THE WASHINGTON TIMES: Republicans Win First Obamacare Fight In Senate Budget Vote
By Tom Howell Jr., The Washington Times // January 5, 2017
vp pence: goal is to 'lower the cost of health insurance without growing the size of government'
EDITOR’S NOTE: “We the People” chose Donald Trump as the 45th President of the United States in a stunning repudiation of the political establishment and Barack Obama’s “transformed” America.
President-elect Trump’s campaign platform included, as one of his primary objectives to “Make America Great Again,” repealing and replacing the Affordable Care Act (ACA, aka Obamacare), Obama’s “signature legislative accomplishment.”
Although U.S. healthcare reform has always been a monumental challenge, the Washington Times article below reports that the Republican controlled 115th Congress appears to be committed to their conviction to repeal Obamacare and welcome the responsibility to find optimum solutions to providing affordable, accessible and patient centered healthcare for the nation.

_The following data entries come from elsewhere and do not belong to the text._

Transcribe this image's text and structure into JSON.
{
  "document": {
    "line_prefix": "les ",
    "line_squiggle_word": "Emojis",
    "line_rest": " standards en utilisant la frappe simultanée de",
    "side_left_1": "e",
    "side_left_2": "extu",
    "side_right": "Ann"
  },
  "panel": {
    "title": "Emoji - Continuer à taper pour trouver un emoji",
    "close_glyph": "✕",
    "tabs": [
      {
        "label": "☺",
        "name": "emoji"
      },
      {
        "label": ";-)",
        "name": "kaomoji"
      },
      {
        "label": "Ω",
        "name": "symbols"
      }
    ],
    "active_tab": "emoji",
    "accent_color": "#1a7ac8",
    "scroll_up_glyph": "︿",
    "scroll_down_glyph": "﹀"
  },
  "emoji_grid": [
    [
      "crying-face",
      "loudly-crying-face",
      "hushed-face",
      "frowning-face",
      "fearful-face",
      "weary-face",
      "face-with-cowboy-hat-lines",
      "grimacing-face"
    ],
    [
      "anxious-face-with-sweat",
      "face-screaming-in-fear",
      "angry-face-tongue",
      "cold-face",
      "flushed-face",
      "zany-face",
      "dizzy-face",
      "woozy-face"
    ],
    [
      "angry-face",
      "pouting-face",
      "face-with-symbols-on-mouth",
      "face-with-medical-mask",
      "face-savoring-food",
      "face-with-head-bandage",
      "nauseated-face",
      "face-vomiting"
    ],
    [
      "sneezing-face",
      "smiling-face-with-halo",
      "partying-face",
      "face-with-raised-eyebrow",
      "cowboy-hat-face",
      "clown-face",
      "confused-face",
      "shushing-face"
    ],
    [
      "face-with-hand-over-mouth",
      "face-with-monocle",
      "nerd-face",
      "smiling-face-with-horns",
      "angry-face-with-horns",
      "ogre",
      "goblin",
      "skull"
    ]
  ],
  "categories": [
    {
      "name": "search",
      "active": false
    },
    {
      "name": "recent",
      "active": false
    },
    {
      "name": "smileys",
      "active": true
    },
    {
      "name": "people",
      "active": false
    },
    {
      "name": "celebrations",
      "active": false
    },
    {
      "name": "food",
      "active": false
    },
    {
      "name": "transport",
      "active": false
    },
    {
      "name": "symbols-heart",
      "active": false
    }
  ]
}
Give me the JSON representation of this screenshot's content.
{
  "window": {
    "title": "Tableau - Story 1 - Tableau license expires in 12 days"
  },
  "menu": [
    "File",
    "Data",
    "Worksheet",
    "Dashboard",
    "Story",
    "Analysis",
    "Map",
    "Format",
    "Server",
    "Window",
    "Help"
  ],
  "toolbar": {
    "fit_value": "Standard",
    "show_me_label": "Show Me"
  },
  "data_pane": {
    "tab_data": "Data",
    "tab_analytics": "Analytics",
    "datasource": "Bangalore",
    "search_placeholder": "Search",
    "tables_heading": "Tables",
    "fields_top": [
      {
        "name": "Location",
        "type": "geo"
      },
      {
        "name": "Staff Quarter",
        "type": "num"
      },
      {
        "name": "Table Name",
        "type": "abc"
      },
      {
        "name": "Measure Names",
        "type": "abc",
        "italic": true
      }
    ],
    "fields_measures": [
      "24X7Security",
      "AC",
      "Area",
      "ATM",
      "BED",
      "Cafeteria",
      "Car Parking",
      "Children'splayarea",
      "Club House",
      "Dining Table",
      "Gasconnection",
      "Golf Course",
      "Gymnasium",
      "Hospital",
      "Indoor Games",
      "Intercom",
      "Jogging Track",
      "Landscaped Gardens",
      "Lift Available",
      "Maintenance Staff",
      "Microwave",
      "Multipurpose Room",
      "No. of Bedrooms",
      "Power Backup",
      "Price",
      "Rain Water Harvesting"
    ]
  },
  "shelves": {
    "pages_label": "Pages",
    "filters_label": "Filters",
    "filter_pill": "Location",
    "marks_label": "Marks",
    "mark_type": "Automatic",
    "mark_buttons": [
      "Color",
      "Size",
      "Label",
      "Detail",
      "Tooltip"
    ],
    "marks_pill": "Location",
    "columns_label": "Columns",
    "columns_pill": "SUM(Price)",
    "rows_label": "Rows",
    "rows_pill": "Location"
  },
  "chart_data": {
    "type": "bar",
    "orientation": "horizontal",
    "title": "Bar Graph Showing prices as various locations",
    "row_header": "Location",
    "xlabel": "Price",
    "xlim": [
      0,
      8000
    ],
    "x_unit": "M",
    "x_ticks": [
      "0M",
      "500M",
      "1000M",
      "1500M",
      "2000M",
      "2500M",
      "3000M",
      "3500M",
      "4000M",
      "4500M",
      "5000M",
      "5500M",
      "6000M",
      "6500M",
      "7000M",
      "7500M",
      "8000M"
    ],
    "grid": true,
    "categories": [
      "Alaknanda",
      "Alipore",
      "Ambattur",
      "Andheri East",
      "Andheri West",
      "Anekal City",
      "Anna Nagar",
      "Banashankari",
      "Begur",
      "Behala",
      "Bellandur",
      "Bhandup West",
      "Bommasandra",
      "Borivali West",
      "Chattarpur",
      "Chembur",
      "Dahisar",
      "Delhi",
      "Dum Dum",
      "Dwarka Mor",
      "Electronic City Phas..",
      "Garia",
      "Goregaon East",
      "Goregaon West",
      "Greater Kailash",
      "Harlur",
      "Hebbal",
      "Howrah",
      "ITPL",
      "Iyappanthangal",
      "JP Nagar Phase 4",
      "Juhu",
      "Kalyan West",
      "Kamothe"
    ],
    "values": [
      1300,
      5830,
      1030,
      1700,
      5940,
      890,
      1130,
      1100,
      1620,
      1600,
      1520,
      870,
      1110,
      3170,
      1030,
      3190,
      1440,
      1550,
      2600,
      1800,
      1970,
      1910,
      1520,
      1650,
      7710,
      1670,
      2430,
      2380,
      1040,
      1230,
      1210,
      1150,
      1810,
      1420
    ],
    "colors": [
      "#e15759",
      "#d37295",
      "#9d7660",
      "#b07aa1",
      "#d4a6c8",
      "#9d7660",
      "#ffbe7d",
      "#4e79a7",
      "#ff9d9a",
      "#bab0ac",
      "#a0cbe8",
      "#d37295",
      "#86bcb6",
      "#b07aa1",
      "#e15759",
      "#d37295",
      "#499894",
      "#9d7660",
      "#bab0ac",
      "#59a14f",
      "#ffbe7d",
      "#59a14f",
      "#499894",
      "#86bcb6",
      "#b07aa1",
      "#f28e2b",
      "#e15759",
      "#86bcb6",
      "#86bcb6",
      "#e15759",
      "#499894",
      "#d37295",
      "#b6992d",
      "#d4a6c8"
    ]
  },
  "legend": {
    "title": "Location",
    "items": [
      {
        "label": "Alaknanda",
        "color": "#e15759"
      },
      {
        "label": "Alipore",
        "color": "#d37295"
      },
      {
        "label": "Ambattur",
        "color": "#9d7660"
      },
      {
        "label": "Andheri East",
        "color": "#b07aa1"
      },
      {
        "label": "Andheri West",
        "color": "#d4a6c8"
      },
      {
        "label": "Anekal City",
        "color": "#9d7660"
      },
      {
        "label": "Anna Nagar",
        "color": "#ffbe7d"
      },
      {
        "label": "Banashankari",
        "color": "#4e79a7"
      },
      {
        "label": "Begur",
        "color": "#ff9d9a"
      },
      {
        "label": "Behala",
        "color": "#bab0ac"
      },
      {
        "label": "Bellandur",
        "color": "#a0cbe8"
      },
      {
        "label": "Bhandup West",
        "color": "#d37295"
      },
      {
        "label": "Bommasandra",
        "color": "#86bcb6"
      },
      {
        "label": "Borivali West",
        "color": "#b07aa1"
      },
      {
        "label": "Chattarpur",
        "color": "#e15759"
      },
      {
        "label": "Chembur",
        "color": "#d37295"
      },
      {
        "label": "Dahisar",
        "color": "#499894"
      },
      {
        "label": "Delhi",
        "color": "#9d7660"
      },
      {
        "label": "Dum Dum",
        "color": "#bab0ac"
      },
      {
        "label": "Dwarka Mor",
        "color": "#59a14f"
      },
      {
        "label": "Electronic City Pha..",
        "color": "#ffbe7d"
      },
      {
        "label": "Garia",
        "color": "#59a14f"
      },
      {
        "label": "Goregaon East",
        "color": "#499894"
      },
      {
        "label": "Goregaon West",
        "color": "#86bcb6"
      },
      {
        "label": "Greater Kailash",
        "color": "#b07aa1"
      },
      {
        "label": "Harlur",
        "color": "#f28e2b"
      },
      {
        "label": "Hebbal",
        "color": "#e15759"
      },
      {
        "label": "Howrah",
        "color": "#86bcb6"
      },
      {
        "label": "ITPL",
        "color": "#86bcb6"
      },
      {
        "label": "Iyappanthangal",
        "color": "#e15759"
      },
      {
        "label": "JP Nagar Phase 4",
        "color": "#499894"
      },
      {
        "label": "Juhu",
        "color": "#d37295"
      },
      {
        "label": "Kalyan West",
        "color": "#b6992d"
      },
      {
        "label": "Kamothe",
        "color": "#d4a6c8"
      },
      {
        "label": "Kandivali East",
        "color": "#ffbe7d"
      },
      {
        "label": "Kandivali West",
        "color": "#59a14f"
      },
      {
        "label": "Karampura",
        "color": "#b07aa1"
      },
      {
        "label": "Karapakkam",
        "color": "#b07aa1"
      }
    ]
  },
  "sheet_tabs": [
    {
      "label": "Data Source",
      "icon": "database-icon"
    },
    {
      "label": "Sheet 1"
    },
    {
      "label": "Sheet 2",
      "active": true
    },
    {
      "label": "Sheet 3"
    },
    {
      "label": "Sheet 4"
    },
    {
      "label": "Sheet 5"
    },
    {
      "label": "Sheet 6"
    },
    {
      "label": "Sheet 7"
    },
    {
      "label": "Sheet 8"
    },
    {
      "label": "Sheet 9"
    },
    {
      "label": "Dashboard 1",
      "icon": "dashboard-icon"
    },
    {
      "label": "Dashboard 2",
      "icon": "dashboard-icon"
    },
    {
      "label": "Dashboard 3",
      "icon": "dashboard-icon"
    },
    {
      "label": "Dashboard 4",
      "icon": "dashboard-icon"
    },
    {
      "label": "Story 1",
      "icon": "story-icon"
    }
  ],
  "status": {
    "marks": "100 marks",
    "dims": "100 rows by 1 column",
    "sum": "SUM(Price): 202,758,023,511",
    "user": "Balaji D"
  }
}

Hopefully, Congressional Democrats can put aside their concern about the political fallout and who might “take the blame for any mistakes,” and, unlike the ACA, those healthcare reform solutions can be established with bipartisan support.
— Dr. Jim Palermo, Editor-in-Chief
THE WASHINGTON TIMES — Republicans won the first skirmish in the Obamacare fight Wednesday, voting to begin debating fast-track budget procedures that, if successful, would allow the GOP to kill the 2010 health care law without having to face a Democratic filibuster in the Senate.
The 51-48 vote, on the second day of the 115th Congress, underscores how serious Republicans are in making good on their repeal pledge. But it also signaled that Democrats are just as committed to defending the Affordable Care Act and convinced that they have the upper hand politically.
After years of fruitless repeal votes, Republicans, now in control of Congress and about to take the White House, is firing with live rounds. Democrats said that means Republicans will take the blame for any mistakes.
The president urged congressional Democrats to defend his signature law even after he is out of the White House.
Republicans counterpunched by huddling with Vice President-elect Mike Pence on Capitol Hill to plot their strategy for repealing the law, which has been their top target ever since it was enacted.
“We are going to be in the promise-keeping business, and the first order of business is to keep our promise to repeal Obamacare and replace it with the kind of health care reform that will lower the cost of health insurance without growing the size of government,” Mr. Pence said.